Unit research proposals were always `vetted' by the Gambian Ethical Committee (consisting of government, MRC, and lay members) before they could be implemented. They were further vetted by the village elders at meetings under a mango tree beginning with Muslim prayers and often ending with a distribution of cola nuts, courtesy of the MRC. The elders frequently expressed their disappointment that research was so often with women and children, rather than with the old men who needed to be kept healthy `in order to maintain the village population'! It was a Muslim society with men allowed up to four wives, divorce quite common and frequently huge differences in age between man and wife. Sadly many young men deserted the villages to go to the Coast in the hopes of profitable work.

Agriculture is largely `women's work' although many men work hard preparing the fields at the beginning of the growing season, and harvesting the ground nuts which are the (not very profitable) cash crop. Rice is a main staple along with millet and maize. Rice growing is entirely women's work and is very tough work since the fields are often several miles from the villages and rice needs tending more or less daily.
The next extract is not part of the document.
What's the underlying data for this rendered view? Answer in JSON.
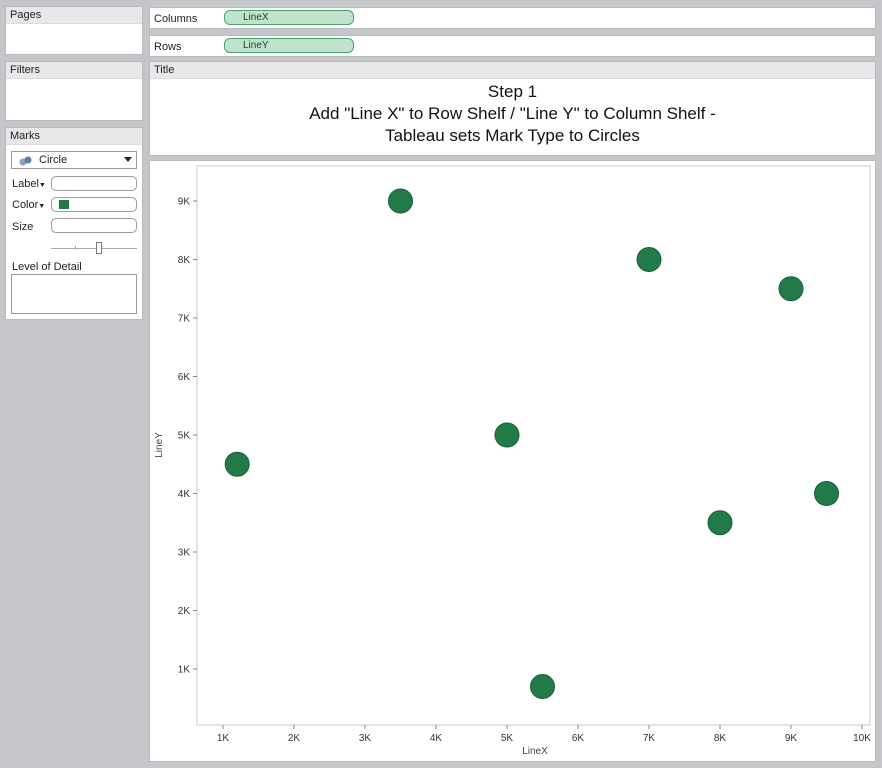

The Gambia has dramatic seasonality with nine months of totally dry and extremely hot (regularly up to 45°C) weather and then three months of heavy rain - and the single growing season. Seasonality is traditionally reflected in patterns of food scarcity and plenty with individual weight loss and weight gain associated with the seasons. Studies over the years have shown significant seasonal falls in maternal weights and birth weights in association with late pregnancy occurring during the rainy season. The previous year's harvest has been consumed so families are often very hungry, women are working hard in the fields, and diseases such as malaria, pneumonia and diarrhoea are prevalent. Nutritional supplementation (1000 kcal/d extra as locally made biscuits administered by Traditional Birth Attendants) of pregnant women eliminates the seasonal variation in birthweight, with reduced rates of low birth weight and fewer stillbirths and deaths in the first week of life - all thoroughly desirable outcomes.

Other recent work has shown very low calcium intakes from the local diet. Yet bone mineral density for body weight of adult Gambian women is similar to that of European women. Moreover the women lose bone mineral at the same rate as European women in middle and old age, but have no symptoms of osteoporosis and no problem with hip or other fractures. This suggests that levels of activity (the women continue farming even in old age) are more important in determining the distribution of calcium in bones and thus the strength of bones, than the actual calcium intake - a lesson perhaps for our inactive western civilisation.

Dr Poskitt talked not only about research at the Unit but also about everyday life of the villagers; projects within the village for helping community development; and the challenging and sometimes entertaining problems that arose running the Unit, dealing with staff and clinical problems, and maintaining good working relationships with the community. She felt strongly that it had been a privilege to have had the opportunity to live, work and be a part of a society so different from our own.